Trust GOD from the bottom of your heart; don’t try to figure out everything on your own. Listen for GOD’s voice in everything you do, everywhere you go; he’s the one who will keep you on track.
—PROVERBS 3:5–6 MSG
I stood in my friends Rob and Emily’s guest bathroom, getting ready for a date I didn’t want to go on. Rob was watching golf, and I was putting on my makeup and trying to get my four billion hairs in some sort of organized fashion.
As I continued to get ready, Rob asked me lots of questions: Who is this guy? How did you meet him? Why did you say yes?
Before the inquisition was over, I was crying.
I didn’t want to go on this date. I had only stopped dating a wonderful guy a few weeks before, and “getting back out there” felt like pouring salt in a wound in hopes it would heal.
But I said yes. It was a fine date. We had good conversation, and he thought I was really funny, so that always goes far in my heart. We never went out again.
Going on a date with an acquaintance didn’t fix everything. I was still sad. It didn’t bring healing. But it did build something good in me—the knowledge that life was going to go on. I was going to be okay.

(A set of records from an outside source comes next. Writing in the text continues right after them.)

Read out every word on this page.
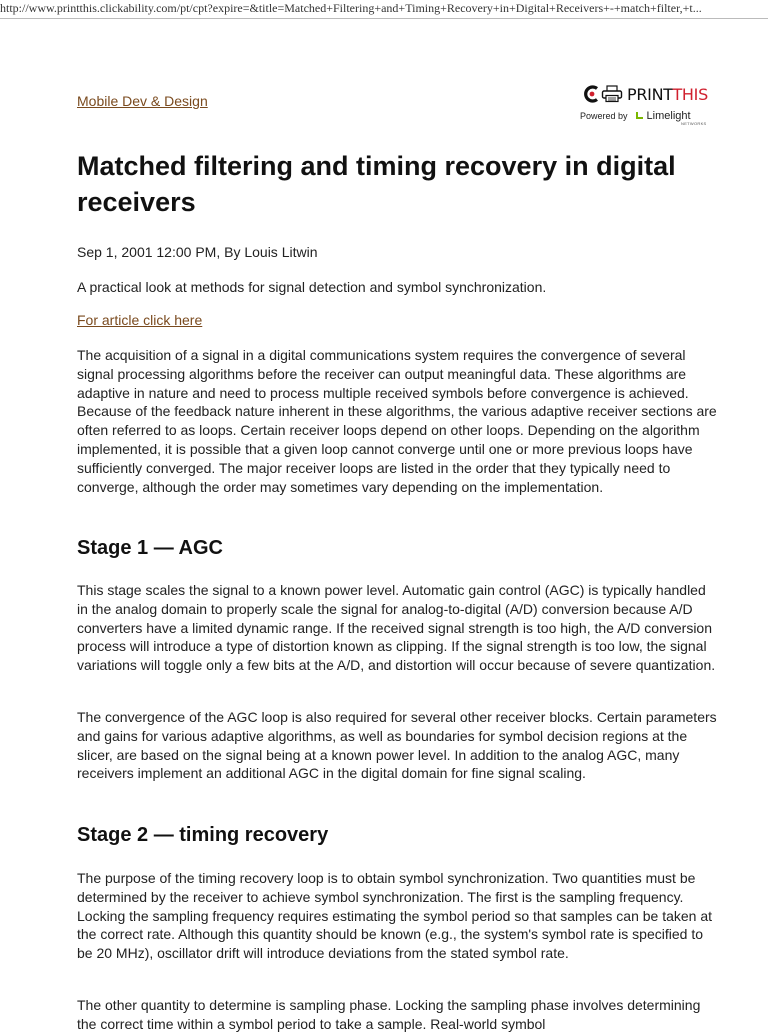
http://www.printthis.clickability.com/pt/cpt?expire=&title=Matched+Filtering+and+Timing+Recovery+in+Digital+Receivers+-+match+filter,+t...
Mobile Dev & Design	PRINTTHIS
Powered by Limelight
NETWORKS
Matched filtering and timing recovery in digital receivers

Sep 1, 2001 12:00 PM, By Louis Litwin

A practical look at methods for signal detection and symbol synchronization.

For article click here

The acquisition of a signal in a digital communications system requires the convergence of several signal processing algorithms before the receiver can output meaningful data. These algorithms are adaptive in nature and need to process multiple received symbols before convergence is achieved. Because of the feedback nature inherent in these algorithms, the various adaptive receiver sections are often referred to as loops. Certain receiver loops depend on other loops. Depending on the algorithm implemented, it is possible that a given loop cannot converge until one or more previous loops have sufficiently converged. The major receiver loops are listed in the order that they typically need to converge, although the order may sometimes vary depending on the implementation.

Stage 1 — AGC

This stage scales the signal to a known power level. Automatic gain control (AGC) is typically handled in the analog domain to properly scale the signal for analog-to-digital (A/D) conversion because A/D converters have a limited dynamic range. If the received signal strength is too high, the A/D conversion process will introduce a type of distortion known as clipping. If the signal strength is too low, the signal variations will toggle only a few bits at the A/D, and distortion will occur because of severe quantization.

The convergence of the AGC loop is also required for several other receiver blocks. Certain parameters and gains for various adaptive algorithms, as well as boundaries for symbol decision regions at the slicer, are based on the signal being at a known power level. In addition to the analog AGC, many receivers implement an additional AGC in the digital domain for fine signal scaling.

Stage 2 — timing recovery

The purpose of the timing recovery loop is to obtain symbol synchronization. Two quantities must be determined by the receiver to achieve symbol synchronization. The first is the sampling frequency. Locking the sampling frequency requires estimating the symbol period so that samples can be taken at the correct rate. Although this quantity should be known (e.g., the system's symbol rate is specified to be 20 MHz), oscillator drift will introduce deviations from the stated symbol rate.

The other quantity to determine is sampling phase. Locking the sampling phase involves determining the correct time within a symbol period to take a sample. Real-world symbol
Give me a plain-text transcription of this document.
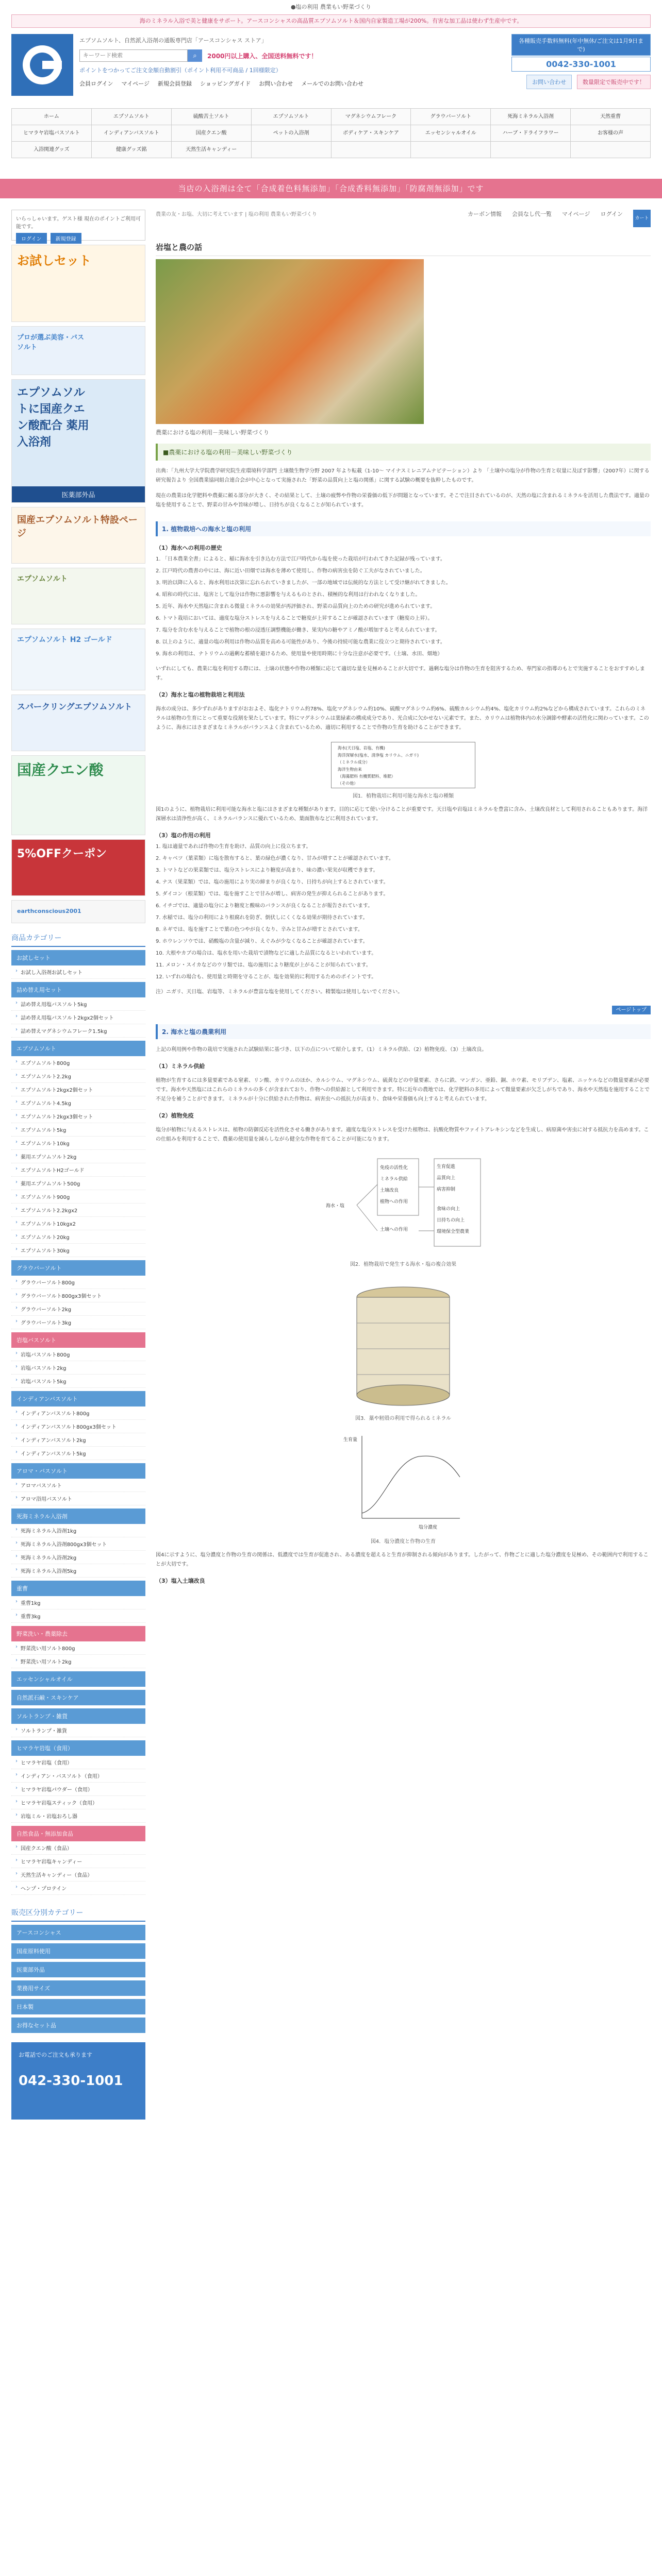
●塩の利用 農業もい野菜づくり
海のミネラル入浴で美と健康をサポート。アースコンシャスの高品質エプソムソルト＆国内自家製造工場が200%。有害な加工品は使わず生産中です。
エプソムソルト、自然派入浴剤の通販専門店「アースコンシャス ストア」
キーワード検索
⌕	2000円以上購入、全国送料無料です！
ポイントをつかってご注文金額自動割引（ポイント利用不可商品 / 1回様限定）
会員ログイン マイページ 新規会員登録 ショッピングガイド お問い合わせ メールでのお問い合わせ
各種販売手数料無料(年中無休/ご注文は1月9日まで)
0042-330-1001
お問い合わせ	数量限定で販売中です！
ホーム	エプソムソルト	硫酸苦土ソルト	エプソムソルト	マグネシウムフレーク	グラウバーソルト	死海ミネラル入浴剤	天然重曹
ヒマラヤ岩塩バスソルト	インディアンバスソルト	国産クエン酸	ペットの入浴剤	ボディケア・スキンケア	エッセンシャルオイル	ハーブ・ドライフラワー	お客様の声
入浴関連グッズ	健康グッズ銘	天然生活キャンディー
当店の入浴剤は全て「合成着色料無添加」「合成香料無添加」「防腐剤無添加」です
いらっしゃいます。ゲスト様 現在のポイントご利用可能です。
ログイン	新規登録
お試しセット
プロが選ぶ美容・バスソルト
エプソムソルトに国産クエン酸配合 薬用入浴剤
医薬部外品
国産エプソムソルト特設ページ
エプソムソルト
エプソムソルト H2 ゴールド
スパークリングエプソムソルト
国産クエン酸
5%OFFクーポン
earthconscious2001
商品カテゴリー
お試しセット
› お試し入浴剤お試しセット
詰め替え用セット
› 詰め替え用塩バスソルト5kg
› 詰め替え用塩バスソルト2kgx2個セット
› 詰め替えマグネシウムフレーク1.5kg
エプソムソルト
› エプソムソルト800g
› エプソムソルト2.2kg
› エプソムソルト2kgx2個セット
› エプソムソルト4.5kg
› エプソムソルト2kgx3個セット
› エプソムソルト5kg
› エプソムソルト10kg
› 薬用エプソムソルト2kg
› エプソムソルトH2ゴールド
› 薬用エプソムソルト500g
› エプソムソルト900g
› エプソムソルト2.2kgx2
› エプソムソルト10kgx2
› エプソムソルト20kg
› エプソムソルト30kg
グラウバーソルト
› グラウバーソルト800g
› グラウバーソルト800gx3個セット
› グラウバーソルト2kg
› グラウバーソルト3kg
岩塩バスソルト
› 岩塩バスソルト800g
› 岩塩バスソルト2kg
› 岩塩バスソルト5kg
インディアンバスソルト
› インディアンバスソルト800g
› インディアンバスソルト800gx3個セット
› インディアンバスソルト2kg
› インディアンバスソルト5kg
アロマ・バスソルト
› アロマバスソルト
› アロマ浴用バスソルト
死海ミネラル入浴剤
› 死海ミネラル入浴剤1kg
› 死海ミネラル入浴剤800gx3個セット
› 死海ミネラル入浴剤2kg
› 死海ミネラル入浴剤5kg
重曹
› 重曹1kg
› 重曹3kg
野菜洗い・農薬除去
› 野菜洗い用ソルト800g
› 野菜洗い用ソルト2kg
エッセンシャルオイル
自然派石鹸・スキンケア
ソルトランプ・雑貨
› ソルトランプ・雑貨
ヒマラヤ岩塩（食用）
› ヒマラヤ岩塩（食用）
› インディアン・バスソルト（食用）
› ヒマラヤ岩塩パウダー（食用）
› ヒマラヤ岩塩スティック（食用）
› 岩塩ミル・岩塩おろし器
自然食品・無添加食品
› 国産クエン酸（食品）
› ヒマラヤ岩塩キャンディー
› 天然生活キャンディー（食品）
› ヘンプ・プロテイン
販売区分別カテゴリー
アースコンシャス
国産原料使用
医薬部外品
業務用サイズ
日本製
お得なセット品
お電話でのご注文も承ります
042-330-1001
農業の友・お塩、大切に考えています | 塩の利用 農業もい野菜づくり	カーボン情報 会員なし代一覧 マイページ ログイン
カート
岩塩と農の話
農薬における塩の利用－美味しい野菜づくり
■農薬における塩の利用－美味しい野菜づくり
出典：「九州大学大学院農学研究院生産環境科学部門 土壌微生物学分野 2007 年より転載（1-10～ マイナスミレニアムナビテーション）より 「土壌中の塩分が作物の生育と収量に及ぼす影響」（2007年）に関する研究報告より 全国農業協同組合連合会が中心となって実施された「野菜の品質向上と塩の関係」に関する試験の概要を抜粋したものです。
現在の農業は化学肥料や農薬に頼る部分が大きく、その結果として、土壌の疲弊や作物の栄養価の低下が問題となっています。そこで注目されているのが、天然の塩に含まれるミネラルを活用した農法です。適量の塩を使用することで、野菜の甘みや旨味が増し、日持ちが良くなることが知られています。
1. 植物栽培への海水と塩の利用
（1）海水への利用の歴史
1. 「日本農業全書」によると、稲に海水を引き込む方法で江戸時代から塩を使った栽培が行われてきた記録が残っています。
2. 江戸時代の農書の中には、海に近い田畑では海水を薄めて使用し、作物の病害虫を防ぐ工夫がなされていました。
3. 明治以降に入ると、海水利用は次第に忘れられていきましたが、一部の地域では伝統的な方法として受け継がれてきました。
4. 昭和の時代には、塩害として塩分は作物に悪影響を与えるものとされ、積極的な利用は行われなくなりました。
5. 近年、海水や天然塩に含まれる微量ミネラルの効果が再評価され、野菜の品質向上のための研究が進められています。
6. トマト栽培においては、適度な塩分ストレスを与えることで糖度が上昇することが確認されています（糖度の上昇）。
7. 塩分を含む水を与えることで植物の根の浸透圧調整機能が働き、果実内の糖やアミノ酸が増加すると考えられています。
8. 以上のように、適量の塩の利用は作物の品質を高める可能性があり、今後の持続可能な農業に役立つと期待されています。
9. 海水の利用は、ナトリウムの過剰な蓄積を避けるため、使用量や使用時期に十分な注意が必要です。（土壌、水田、畑地）
いずれにしても、農業に塩を利用する際には、土壌の状態や作物の種類に応じて適切な量を見極めることが大切です。過剰な塩分は作物の生育を阻害するため、専門家の指導のもとで実施することをおすすめします。
（2）海水と塩の植物栽培と利用法
海水の成分は、多少ずれがありますがおおよそ、塩化ナトリウム約78%、塩化マグネシウム約10%、硫酸マグネシウム約6%、硫酸カルシウム約4%、塩化カリウム約2%などから構成されています。これらのミネラルは植物の生育にとって重要な役割を果たしています。特にマグネシウムは葉緑素の構成成分であり、光合成に欠かせない元素です。また、カリウムは植物体内の水分調節や酵素の活性化に関わっています。このように、海水にはさまざまなミネラルがバランスよく含まれているため、適切に利用することで作物の生育を助けることができます。
海水(天日塩、岩塩、有機)
海洋深層水(塩水、清浄塩 カリウム、ニガリ)
（ミネラル成分）
海洋生物由来
（海藻肥料 有機質肥料、堆肥）
（その他）
図1．植物栽培に利用可能な海水と塩の種類
図1のように、植物栽培に利用可能な海水と塩にはさまざまな種類があります。目的に応じて使い分けることが重要です。天日塩や岩塩はミネラルを豊富に含み、土壌改良材として利用されることもあります。海洋深層水は清浄性が高く、ミネラルバランスに優れているため、葉面散布などに利用されています。
（3）塩の作用の利用
1. 塩は適量であれば作物の生育を助け、品質の向上に役立ちます。
2. キャベツ（葉菜類）に塩を散布すると、葉の緑色が濃くなり、甘みが増すことが確認されています。
3. トマトなどの果菜類では、塩分ストレスにより糖度が高まり、味の濃い果実が収穫できます。
4. ナス（果菜類）では、塩の施用により実の締まりが良くなり、日持ちが向上するとされています。
5. ダイコン（根菜類）では、塩を施すことで甘みが増し、病害の発生が抑えられることがあります。
6. イチゴでは、適量の塩分により糖度と酸味のバランスが良くなることが報告されています。
7. 水稲では、塩分の利用により根腐れを防ぎ、倒伏しにくくなる効果が期待されています。
8. ネギでは、塩を施すことで葉の色つやが良くなり、辛みと甘みが増すとされています。
9. ホウレンソウでは、硝酸塩の含量が減り、えぐみが少なくなることが確認されています。
10. 大根やカブの場合は、塩水を用いた栽培で漬物などに適した品質になるといわれています。
11. メロン・スイカなどのウリ類では、塩の施用により糖度が上がることが知られています。
12. いずれの場合も、使用量と時期を守ることが、塩を効果的に利用するためのポイントです。
注）ニガリ、天日塩、岩塩等、ミネラルが豊富な塩を使用してください。精製塩は使用しないでください。
ページトップ
2. 海水と塩の農業利用
上記の利用例や作物の栽培で実施された試験結果に基づき、以下の点について紹介します。（1）ミネラル供給、（2）植物免疫、（3）土壌改良。
（1）ミネラル供給
植物が生育するには多量要素である窒素、リン酸、カリウムのほか、カルシウム、マグネシウム、硫黄などの中量要素、さらに鉄、マンガン、亜鉛、銅、ホウ素、モリブデン、塩素、ニッケルなどの微量要素が必要です。海水や天然塩にはこれらのミネラルの多くが含まれており、作物への供給源として利用できます。特に近年の農地では、化学肥料の多用によって微量要素が欠乏しがちであり、海水や天然塩を施用することで不足分を補うことができます。ミネラルが十分に供給された作物は、病害虫への抵抗力が高まり、食味や栄養価も向上すると考えられています。
（2）植物免疫
塩分が植物に与えるストレスは、植物の防御反応を活性化させる働きがあります。適度な塩分ストレスを受けた植物は、抗酸化物質やファイトアレキシンなどを生成し、病原菌や害虫に対する抵抗力を高めます。この仕組みを利用することで、農薬の使用量を減らしながら健全な作物を育てることが可能になります。
生育促進
品質向上
病害抑制
免疫の活性化
ミネラル供給
土壌改良
海水・塩
植物への作用
土壌への作用
食味の向上
日持ちの向上
環境保全型農業
図2．植物栽培で発生する海水・塩の複合効果
図3．藁や籾殻の利用で得られるミネラル
塩分濃度
生育量
図4．塩分濃度と作物の生育
図4に示すように、塩分濃度と作物の生育の関係は、低濃度では生育が促進され、ある濃度を超えると生育が抑制される傾向があります。したがって、作物ごとに適した塩分濃度を見極め、その範囲内で利用することが大切です。
（3）塩入土壌改良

I’ve never regretted being brave enough to put myself out there and try.
I’ve been on bad dates, and I’ve been on great dates that turned into relationships. And of course there are people and moments that bring back painful memories, but I’ve never regretted being brave enough to put myself out there and try.
If you’re not married yet, go on dates. Seriously. Put yourself out there, friend. You just have to go for it, even when it’s scary or unknown.
You will learn things about God’s love and personality from friendship, dating, and marriage, and fear will try to keep you from giving your heart in those relationships. Don’t let fear win.
Married friends, keep being brave in your marriage. Give your spouse grace. Be brave enough to be open and communicate your feelings. Don’t let the years of hurts and pain put a wall between you. Don’t run away when you feel rejected.
Be brave enough to stick with it. Brave enough to forgive and be forgiven.
BE BRAVE: Oh, y’all are gonna love this one. Married friends, ask your spouse on a date. Single friends, ask someone to coffee. Like, someone who could be someone. Be brave. Go for it! It’s just coffee.